Twelve years ago, Dr. Hector Castro founded the first New York City health clinic dedicated to providing high-quality, bilingual care to the city's working class Latino population. On Tuesday, he was dragged from his home by police. An undercover investigation found that Castro, with the help of his assistant, had peddled $10 million worth of Oxycodone pills behind the clinic's walls.
Castro and his office manager, Patricia Valera (whose street name purportedly is "Kardashian"), are, reports New York's Daily News, accused of working with two interstate drug rings and then selling prescriptions for the powerful painkillers at $125 a pop through the Itzamna Medical Center.
"This is just drug dealing while wearing a lab coat," said Brian Crowell, a special agent with the federal Drug Enforcement Agency. "It's no different from a street hood pitching bags of heroin." DEA New York Field Division announced at a Thursday press conference. Officials alleged that Castro had sold prescriptions to as many as 100 people, many of them dealers themselves. In New Jersey alone, that added up to 4,500 prescriptions, or 500,000 pills, between September 2011 and February 2013, originating at Castro's office.
Authorities said that they were first tipped to the operation when a Woodbridge, N.J., man died of an overdose in December 2011, and they found a pill bottle at the scene prescribed by Castro. The doctor, who also ran the Latino Health Institute at the Beth Israel Medical Center, ended up selling 28 prescriptions to an undercover police officer, officials said.
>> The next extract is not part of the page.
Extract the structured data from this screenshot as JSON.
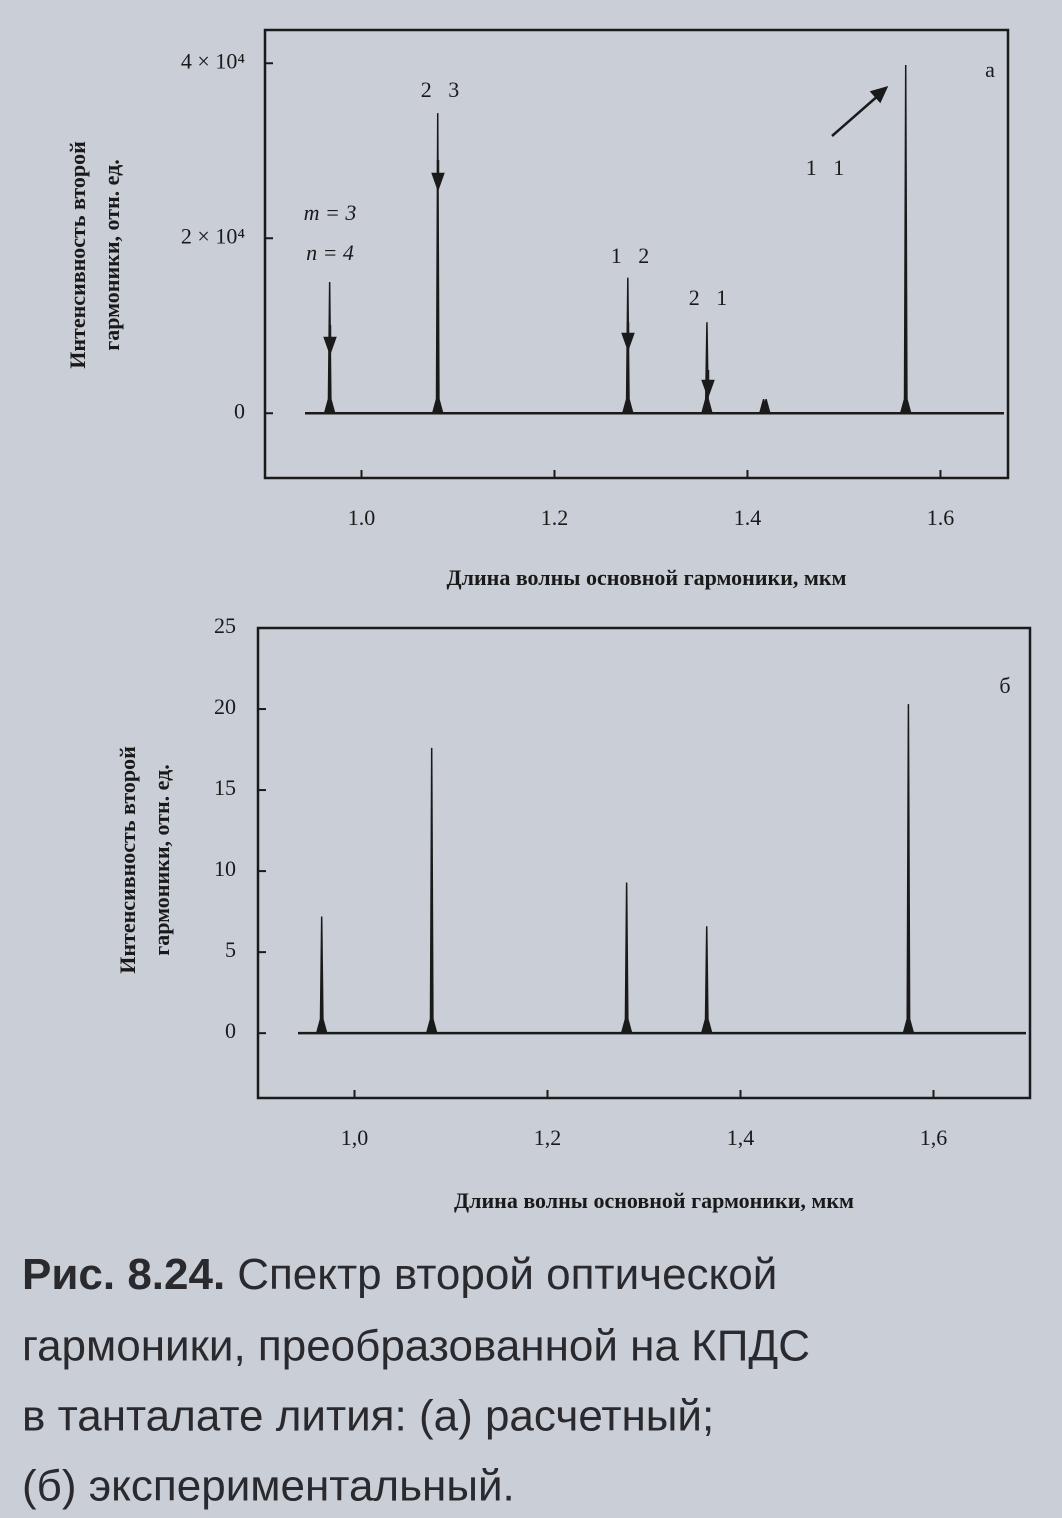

Among other recent cases in which doctors were punished for or accused of selling prescription painkillers to addicts and drug runners: In 2010, a Los Angeles doctor was sentenced to four years in federal prison for peddling hydrocodone, sold under the brand names Vicodin and Norco, sometimes to his son's friends. In March 2012, a Las Vegas physician was arrested for allegedly selling Oxycodone. And a couple months later, another California doctor was charged with selling prescriptions to addicts -- at $240 for the first appointment and $100 for each subsequent one -- even after their families begged her to stop.
The Centers for Disease Control and Prevention have called painkiller abuse an "epidemic" related to 1.3 million emergency room visits in 2010. Every year, around an estimated 15,000 people die from overdosing on painkillers -- more than from heroin and cocaine combined.